According to the estimate made by the World Health Organization (WHO), about 60 million people in Bangladesh are exposed to dangerous levels of arsenic in drinking water. The water is more polluted than surface water, no doubt, the most used by citizens. In Bangladesh, more and most are created of deep wells to draw water, as underground waters contain much lower amounts of arsenic. The WHO considers the arsenic problem as "the largest mass poisoning in history of a people."
Unlike most countries in the region, India and Bangladesh have very deep aquifers that typically have low levels of arsenic. In Bangladesh, one of the poorest and most densely populated in the world, concern for the cultivation of rice have also contaminated by 'arsenic, has forced farmers to seek safer sources of water. Even if the water deeper is better, according to the WHO about trust that thousands of people from Pakistan to Vietnam to die of cancer each year because of exposure to arsenic in the long term.
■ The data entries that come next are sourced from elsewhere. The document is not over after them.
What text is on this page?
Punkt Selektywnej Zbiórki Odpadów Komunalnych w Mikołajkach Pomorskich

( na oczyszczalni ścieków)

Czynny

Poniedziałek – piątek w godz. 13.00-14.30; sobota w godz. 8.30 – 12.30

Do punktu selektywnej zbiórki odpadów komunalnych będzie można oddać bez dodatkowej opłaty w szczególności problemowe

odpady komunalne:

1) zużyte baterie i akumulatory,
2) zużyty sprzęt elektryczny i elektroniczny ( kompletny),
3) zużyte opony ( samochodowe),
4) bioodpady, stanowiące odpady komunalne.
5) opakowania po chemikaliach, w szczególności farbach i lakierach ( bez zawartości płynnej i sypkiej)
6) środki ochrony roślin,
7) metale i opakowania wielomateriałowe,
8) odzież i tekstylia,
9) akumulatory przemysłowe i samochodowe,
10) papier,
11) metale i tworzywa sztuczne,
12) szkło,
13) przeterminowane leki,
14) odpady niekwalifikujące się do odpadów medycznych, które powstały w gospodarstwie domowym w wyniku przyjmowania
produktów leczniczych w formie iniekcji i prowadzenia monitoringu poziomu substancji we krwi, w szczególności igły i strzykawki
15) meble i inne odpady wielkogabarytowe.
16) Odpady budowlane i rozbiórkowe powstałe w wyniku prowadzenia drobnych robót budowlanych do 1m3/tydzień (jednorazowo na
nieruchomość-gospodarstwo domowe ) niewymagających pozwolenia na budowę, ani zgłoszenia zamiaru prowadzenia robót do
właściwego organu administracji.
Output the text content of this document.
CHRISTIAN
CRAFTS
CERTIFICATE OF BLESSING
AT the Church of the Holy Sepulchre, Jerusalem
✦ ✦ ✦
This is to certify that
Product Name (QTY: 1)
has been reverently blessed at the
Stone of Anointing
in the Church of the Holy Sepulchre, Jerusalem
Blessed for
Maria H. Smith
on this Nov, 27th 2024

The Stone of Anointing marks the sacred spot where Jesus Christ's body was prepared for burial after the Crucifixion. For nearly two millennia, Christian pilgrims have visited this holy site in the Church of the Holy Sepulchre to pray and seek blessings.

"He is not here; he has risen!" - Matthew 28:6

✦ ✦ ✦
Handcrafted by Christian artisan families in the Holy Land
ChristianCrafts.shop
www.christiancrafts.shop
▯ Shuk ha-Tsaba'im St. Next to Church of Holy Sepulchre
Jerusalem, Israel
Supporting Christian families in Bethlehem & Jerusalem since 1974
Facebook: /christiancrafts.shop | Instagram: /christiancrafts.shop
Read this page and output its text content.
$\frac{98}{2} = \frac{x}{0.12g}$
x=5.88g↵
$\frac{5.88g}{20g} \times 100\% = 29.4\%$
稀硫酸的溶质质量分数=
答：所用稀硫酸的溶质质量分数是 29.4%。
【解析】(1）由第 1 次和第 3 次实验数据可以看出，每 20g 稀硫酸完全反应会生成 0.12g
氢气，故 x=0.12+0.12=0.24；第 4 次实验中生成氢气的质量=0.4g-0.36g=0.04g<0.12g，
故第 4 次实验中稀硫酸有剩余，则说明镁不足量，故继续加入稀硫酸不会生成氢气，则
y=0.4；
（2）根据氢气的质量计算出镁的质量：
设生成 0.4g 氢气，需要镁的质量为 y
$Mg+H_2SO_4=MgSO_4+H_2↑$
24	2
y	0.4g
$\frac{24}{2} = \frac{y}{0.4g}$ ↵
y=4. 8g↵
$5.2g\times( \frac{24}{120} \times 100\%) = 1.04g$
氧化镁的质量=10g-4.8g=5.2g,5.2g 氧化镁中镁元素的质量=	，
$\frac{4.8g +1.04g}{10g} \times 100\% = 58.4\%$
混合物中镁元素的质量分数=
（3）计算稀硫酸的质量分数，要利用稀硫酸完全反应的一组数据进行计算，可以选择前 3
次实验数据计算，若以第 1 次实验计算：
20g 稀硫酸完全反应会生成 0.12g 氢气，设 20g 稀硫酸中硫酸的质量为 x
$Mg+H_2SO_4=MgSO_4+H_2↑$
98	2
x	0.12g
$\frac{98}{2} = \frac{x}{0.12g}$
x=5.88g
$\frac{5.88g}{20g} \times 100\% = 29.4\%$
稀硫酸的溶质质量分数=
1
The water containing arsenic also lead to cardiovascular disease and also hamper mental development of children.
Many Bangladeshis are rightly concerned about the accumulation of arsenic in the rice fields, although the amount that actually ends up inside a grain of rice is small compared to that in 'drinking water. Every day, more than 100 million people are exposed to arsenic-contaminated drinking water in Bangladesh, Cambodia, China, India, Myanmar, Nepal, Pakistan and Vietnam.
In Cambodia people, to remedy the serious problem, have begun to use filters to remove arsenic from shallow groundwater. The filtration was efficient, but usable for a short time, because you need constant maintenance and replacement of filters and reflection operation uneconomical to be used in a poor area of \u200b\u200bthe world.
arsenic But where it comes from?
Over 90 scholars have understood that the source of arsenic contamination was the Himalayas, where there are rocks and sediment laden with arsenic that come to the valley, are transported by four major river systems: the Ganges-Brahmaputra, Mekong, Irrawaddy and Red. This arsenic, a naturally occurring, is harmless until you reach the river basin. There, the bacteria on the surface and those that are released from the ground, generate a form of toxicity that acts in a slow but relentless in shallow aquifers. The process was developed for millennia, according to a discovery made by prof. Fendorf and colleagues in Cambodia in 2008.